Festival de Brasília: Los Silencios (Beatriz Seigner, 2018)

los silencios

Interpelar o presente

Por Pedro Tavares

Um filme quimérico para promessas dolosas. Los Silencios é despudorado sobre suas intenções diretas. Apropria-se do real como suporte principal de seu comentário, um lamento sobre a ausência em múltiplos pontos, especialmente o político. Não se trata da facilidade de falar sobre escassez pela sensação, mas inclinar a câmera sobre ela.

Curiosamente corre o sério risco de associação ou mimetismo aos filmes recentes de Apichatpong Weerasethakul ou Carlos Reygadas por sua abordagem onírica, porém Los Silencios aborta a poesia concreta como forma de anotação social ou circuito da memória latina – ainda que aqui caiba a ressonância de um século de crises e exílio; os silêncios são presenças-chave, físicas, que ganham diferentes significados em suas aparições. Com esta lógica alegórica, o que o filme faz é interpelar o presente a partir do inconformismo. Um tipo não agudo, mais próximo da lamúria que da ação propriamente dita.

Portanto, partir desta dicotomia guarda a moral ao espectador: estar de costas para sua matéria-prima pode ser um ato político, ainda que a comunhão seja exterminada, a relação se dá no espaço entre eles. A superfície que permite abordagens múltiplas, ir de um polo a outro e não cumprir o que está configurado para filmes essencialmente políticos. Na mesma medida em que se está na utopia, também estaremos na mais desgarrada realidade. É um filme ciente de sua pré-existência em outras mãos. O reorganizar por Beatriz Seigner é pela fábula, mesmo que seja o conto que explicará o pesar para todo um povo – aqui representado por uma criança.
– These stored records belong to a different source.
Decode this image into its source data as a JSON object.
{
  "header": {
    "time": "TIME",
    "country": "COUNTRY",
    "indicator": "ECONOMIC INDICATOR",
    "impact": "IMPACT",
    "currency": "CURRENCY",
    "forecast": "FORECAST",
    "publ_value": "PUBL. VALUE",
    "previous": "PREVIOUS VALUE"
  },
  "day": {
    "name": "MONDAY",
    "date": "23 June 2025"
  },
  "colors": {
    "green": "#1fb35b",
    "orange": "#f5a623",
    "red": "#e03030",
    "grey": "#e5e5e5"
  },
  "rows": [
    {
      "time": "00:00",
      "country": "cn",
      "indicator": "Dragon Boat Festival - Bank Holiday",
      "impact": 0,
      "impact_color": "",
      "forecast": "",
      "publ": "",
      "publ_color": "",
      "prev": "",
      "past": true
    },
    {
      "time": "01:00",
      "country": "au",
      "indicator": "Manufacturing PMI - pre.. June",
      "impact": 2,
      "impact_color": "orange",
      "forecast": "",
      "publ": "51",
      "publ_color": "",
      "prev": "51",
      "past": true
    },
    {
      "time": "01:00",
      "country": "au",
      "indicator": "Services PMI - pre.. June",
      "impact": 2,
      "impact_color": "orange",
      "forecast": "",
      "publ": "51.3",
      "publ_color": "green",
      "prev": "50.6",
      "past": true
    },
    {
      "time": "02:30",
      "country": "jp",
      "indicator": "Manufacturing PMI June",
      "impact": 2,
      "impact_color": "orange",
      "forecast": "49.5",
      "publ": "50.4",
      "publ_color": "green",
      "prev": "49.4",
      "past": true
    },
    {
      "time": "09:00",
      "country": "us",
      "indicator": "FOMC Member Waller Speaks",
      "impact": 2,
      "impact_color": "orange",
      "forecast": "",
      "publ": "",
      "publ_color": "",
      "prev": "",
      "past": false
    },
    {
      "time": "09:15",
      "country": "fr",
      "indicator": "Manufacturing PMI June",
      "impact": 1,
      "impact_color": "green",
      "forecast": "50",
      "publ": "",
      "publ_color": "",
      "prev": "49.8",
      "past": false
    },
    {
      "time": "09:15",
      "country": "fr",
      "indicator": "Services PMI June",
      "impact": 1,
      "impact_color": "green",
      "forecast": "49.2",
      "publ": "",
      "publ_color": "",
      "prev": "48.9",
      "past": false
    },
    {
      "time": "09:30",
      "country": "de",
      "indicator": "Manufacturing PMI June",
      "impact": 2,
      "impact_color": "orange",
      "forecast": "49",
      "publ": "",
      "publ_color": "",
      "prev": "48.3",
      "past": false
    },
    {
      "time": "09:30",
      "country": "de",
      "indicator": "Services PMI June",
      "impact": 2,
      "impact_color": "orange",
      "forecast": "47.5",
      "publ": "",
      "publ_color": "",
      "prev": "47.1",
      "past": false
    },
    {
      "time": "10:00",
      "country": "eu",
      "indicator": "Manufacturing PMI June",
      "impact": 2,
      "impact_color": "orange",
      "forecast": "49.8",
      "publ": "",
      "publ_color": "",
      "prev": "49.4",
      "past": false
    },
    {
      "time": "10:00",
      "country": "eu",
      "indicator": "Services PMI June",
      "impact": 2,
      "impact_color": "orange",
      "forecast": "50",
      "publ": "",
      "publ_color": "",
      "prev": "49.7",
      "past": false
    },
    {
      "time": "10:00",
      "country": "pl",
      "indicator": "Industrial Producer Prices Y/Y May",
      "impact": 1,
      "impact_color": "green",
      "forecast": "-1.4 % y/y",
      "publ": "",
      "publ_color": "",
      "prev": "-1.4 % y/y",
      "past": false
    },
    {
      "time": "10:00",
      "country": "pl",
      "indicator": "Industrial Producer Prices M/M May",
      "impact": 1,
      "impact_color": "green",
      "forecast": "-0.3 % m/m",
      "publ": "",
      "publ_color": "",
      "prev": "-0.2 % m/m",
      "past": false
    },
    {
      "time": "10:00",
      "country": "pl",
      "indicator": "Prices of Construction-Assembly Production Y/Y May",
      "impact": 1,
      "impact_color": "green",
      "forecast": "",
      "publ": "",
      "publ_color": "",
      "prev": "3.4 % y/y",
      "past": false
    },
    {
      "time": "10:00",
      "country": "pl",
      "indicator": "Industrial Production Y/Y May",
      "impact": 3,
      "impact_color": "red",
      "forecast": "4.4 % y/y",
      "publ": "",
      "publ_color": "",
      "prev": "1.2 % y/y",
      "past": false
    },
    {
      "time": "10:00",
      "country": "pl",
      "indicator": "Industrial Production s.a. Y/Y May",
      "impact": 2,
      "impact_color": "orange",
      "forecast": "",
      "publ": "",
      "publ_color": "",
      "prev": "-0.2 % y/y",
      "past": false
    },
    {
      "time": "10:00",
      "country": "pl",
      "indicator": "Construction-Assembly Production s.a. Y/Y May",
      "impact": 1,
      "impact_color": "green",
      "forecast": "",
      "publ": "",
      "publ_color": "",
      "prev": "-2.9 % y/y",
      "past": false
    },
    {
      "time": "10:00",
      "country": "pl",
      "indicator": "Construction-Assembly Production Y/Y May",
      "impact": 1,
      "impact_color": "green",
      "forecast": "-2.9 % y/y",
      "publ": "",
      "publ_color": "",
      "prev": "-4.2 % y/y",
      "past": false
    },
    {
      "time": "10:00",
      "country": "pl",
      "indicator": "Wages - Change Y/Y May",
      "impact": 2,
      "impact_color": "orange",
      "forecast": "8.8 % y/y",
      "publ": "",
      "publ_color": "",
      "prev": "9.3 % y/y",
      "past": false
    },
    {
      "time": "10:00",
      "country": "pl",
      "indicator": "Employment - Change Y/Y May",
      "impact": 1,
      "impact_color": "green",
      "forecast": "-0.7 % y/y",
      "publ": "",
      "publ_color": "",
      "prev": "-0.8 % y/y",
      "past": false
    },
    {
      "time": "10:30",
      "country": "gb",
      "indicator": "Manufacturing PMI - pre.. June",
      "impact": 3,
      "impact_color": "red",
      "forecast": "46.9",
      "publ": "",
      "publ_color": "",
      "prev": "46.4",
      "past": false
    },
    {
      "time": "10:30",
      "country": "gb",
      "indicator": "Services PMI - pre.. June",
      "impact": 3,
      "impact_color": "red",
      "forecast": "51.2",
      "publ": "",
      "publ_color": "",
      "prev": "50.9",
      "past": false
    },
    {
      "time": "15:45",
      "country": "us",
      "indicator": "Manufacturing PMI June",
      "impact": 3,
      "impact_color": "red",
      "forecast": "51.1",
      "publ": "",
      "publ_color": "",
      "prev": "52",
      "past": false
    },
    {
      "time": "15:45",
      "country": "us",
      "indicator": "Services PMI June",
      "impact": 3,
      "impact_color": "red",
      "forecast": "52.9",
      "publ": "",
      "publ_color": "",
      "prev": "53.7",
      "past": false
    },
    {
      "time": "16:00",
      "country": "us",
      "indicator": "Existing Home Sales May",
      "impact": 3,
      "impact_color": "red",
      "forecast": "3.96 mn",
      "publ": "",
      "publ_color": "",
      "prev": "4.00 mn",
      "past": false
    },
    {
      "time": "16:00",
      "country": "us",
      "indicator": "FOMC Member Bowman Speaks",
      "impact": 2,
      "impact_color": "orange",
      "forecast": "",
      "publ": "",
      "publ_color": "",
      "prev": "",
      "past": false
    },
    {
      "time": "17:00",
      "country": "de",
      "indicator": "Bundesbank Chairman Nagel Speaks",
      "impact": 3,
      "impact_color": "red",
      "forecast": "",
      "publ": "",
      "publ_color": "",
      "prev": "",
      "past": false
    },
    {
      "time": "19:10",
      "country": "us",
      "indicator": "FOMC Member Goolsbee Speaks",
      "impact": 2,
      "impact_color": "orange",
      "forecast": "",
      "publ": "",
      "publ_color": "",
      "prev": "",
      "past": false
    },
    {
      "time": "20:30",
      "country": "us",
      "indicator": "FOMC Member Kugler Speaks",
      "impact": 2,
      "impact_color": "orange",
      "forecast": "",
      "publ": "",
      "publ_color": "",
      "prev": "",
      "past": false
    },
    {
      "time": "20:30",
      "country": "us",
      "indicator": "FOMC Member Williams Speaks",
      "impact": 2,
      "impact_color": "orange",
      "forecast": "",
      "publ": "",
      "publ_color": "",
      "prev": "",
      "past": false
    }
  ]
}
Ainda que os problemas de articulação sejam evidentes neste espaço provocativo e que por vezes esteja interessado mais na ambiguidade nítida deste mundo recriado – quando as interferências dão muito mais resultados -, Los Silencios reforça a ideia de mundo em decadência. Feito para seguirmos obedientemente suas associações e correlações como forma de recapitulação geral: a fábula da agonia e a visualização de desejos que invariavelmente serão frustrados, afinal, se cabe o século passado neste filme, logo estaremos diante de mais um desencanto.